Now this has confused me to no end. All my other symptoms were dismissed (I will save this for another post) and I’ve also read that just because one person doesn’t have super stretchy skin, doesn’t mean they don’t have it because there’s varying degrees. There’s apparently a lot of Ehlers Danlos patients without the stretchy skin or who have it mild like me. There’s a proper specialist in London that I want to see and he’s the top in his field for the condition, but unfortunately his fees are expensive and over £300 just for a consultation. So that’s out of the question at the moment due to funds, but I am beginning to wonder if everything is down to having Ehlers Danlos overall because of everything else I suffer with which I don’t really speak about. I know there’s no cure for it, but I also know it has a huge impact on digestion because of the Hypermobility. If there are any of you out there clued up on Ehlers Danlos and know a lot about it, I would definitely love any input on that.
So this is where I am at the current moment. I’m no closer to getting better and I’m sort of still stuck in limbo. My energy levels are not great, some days I feel really down, I’m suffering migraines a lot due to hormone changes and sugar elimination, I’m just generally exhausted. The cold doesn’t help. I did manage to shoot as many outfit posts as I can already, so I’m set up until the end of January now with outfit content, so I can try and stay warm as much as possible. I don’t know if it’s the cold, but my asthma has also come back. I had asthma for years as a child, but it went away, but recently I was coughing a lot, struggling to walk stairs without being able to catch my breath and having such a tight chest. I went to the GP about it and found out that’s come back, so I’ve got inhalers again. So in all honesty, I feel like I just can’t catch a break. I’m not 100% sure if I passed a kidney stone a few weeks back either because it felt like weeing glass, I had back ache, it throbbed and burned for hours and I was sweaty. I don’t know what that was, but it wasn’t a nice experience.

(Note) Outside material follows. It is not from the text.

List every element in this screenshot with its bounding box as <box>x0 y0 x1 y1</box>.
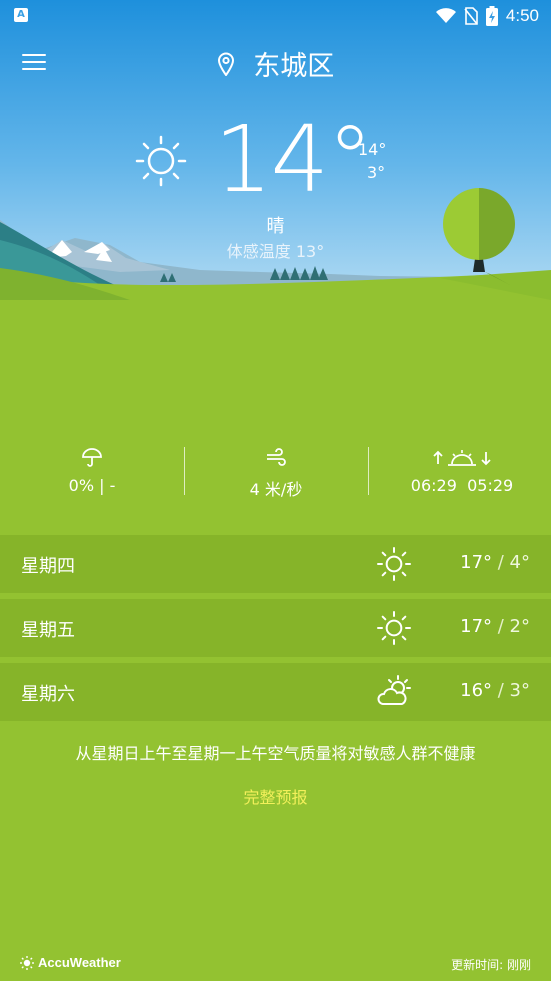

I am trying to stay as positive and as happy as I can. After reading this back it makes it sound like I’m in despair and I’m not all of the time. I get days where I get very fed up and frustrated by not knowing what’s wrong, but then other days I can just get on with it. I am made happy by the smallest things like the fake snow in Southgate, cuddles from animals, funny things on TV, I’m not depressed as I know what that’s like. My cystitis has mostly cleared up though and I’m wondering if that’s because I’ve eliminated any foods that aggravated it, and I actually had a period this week without agonizing cramps that I usually have. So I know there are certain foods that my body is very bothered by and I need to understand what those are fully, but the rest isn’t related to food. I’m going to bring this to a close now as I will just go on waffling, but in a way it feels like a relief to speak about it all and get it out in the open and tell you all that everything isn’t perfect and wonderful, but I’m trying to make the best of the situation as I can. I’m very grateful to all of you for the support and love that you give me on a daily basis, you’re all like my online friends and community, which I appreciate so much. Thank you for listening. Lorna xx.